In the 1780s, a charismatic healer caused a stir in Paris.

Coleman Lowndes was a lead producer who has covered history, culture, and photography since joining the Vox video team in 2017.

In the 18th century in Europe, a period known as the “Age of Enlightenment,” scientific progress was demystifying the universe with breakthroughs in chemistry, physics, and philosophy. But medical practices were still relying on centuries-old treatments, including leeching and bloodletting, which were painful and often ineffective.
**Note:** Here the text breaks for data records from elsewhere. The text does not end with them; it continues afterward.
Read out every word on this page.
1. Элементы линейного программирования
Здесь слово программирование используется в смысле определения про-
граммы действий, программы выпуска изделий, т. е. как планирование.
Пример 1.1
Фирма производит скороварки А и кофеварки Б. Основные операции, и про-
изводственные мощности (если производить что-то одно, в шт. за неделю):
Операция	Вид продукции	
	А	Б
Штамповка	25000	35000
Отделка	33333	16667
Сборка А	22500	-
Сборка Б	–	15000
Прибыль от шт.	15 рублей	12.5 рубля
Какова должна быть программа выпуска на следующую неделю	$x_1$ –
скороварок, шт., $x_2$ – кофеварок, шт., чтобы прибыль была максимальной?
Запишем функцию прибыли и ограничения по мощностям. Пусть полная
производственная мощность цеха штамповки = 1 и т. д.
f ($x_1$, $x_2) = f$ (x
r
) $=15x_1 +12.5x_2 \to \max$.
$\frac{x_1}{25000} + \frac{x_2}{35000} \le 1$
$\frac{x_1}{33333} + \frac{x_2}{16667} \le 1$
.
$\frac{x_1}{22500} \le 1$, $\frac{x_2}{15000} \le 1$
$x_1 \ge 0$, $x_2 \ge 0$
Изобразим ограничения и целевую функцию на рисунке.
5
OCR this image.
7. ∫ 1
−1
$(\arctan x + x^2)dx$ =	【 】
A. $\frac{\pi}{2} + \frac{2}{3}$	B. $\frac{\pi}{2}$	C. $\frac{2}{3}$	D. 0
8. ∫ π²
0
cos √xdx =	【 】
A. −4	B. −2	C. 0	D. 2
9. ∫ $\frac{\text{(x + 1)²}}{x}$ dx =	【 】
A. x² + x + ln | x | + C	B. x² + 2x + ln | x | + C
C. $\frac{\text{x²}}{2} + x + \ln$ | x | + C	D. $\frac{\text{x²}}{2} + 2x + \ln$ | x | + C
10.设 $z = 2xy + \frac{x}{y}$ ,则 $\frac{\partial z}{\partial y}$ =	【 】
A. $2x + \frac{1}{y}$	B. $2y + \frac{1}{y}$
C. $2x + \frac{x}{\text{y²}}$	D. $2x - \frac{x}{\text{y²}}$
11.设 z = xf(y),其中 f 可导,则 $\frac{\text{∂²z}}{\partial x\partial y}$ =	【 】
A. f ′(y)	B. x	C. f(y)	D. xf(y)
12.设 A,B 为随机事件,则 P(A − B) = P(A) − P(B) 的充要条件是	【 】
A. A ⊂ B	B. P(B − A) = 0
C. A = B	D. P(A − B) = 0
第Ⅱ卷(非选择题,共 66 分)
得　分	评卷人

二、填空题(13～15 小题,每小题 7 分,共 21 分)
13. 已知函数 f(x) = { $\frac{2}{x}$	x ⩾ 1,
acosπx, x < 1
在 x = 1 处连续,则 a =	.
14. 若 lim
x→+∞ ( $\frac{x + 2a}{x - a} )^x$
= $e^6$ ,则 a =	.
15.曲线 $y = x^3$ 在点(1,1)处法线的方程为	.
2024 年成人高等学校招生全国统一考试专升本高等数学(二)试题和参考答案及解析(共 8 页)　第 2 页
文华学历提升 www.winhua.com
So when Franz Anton Mesmer, a charismatic physician from Vienna, Austria, began “healing” people in Paris using an alternative therapeutic practice he called “animal magnetism,” it got a lot of attention.

Mesmer claimed an invisible magnetic fluid was the life force that connected all things, and that he had the power to regulate it to restore health in his patients. He was a celebrity figure until Louis XVI, the last king of France, commissioned a group of leading scientists to investigate Mesmer’s methods in 1784.

Benjamin Franklin headed the commission, which debunked the existence of the magnetic fluid in the first-known blind experiment. Mesmer was ruined, but “mesmerism” didn’t end there. The report also acknowledged that Mesmer’s methods were making his patients feel better, which the commission attributed to the power of the human imagination. This experiment ultimately laid the groundwork for our understanding of the placebo effect and inspired an evolution of Mesmer’s practice into something more recognizable today: hypnotism.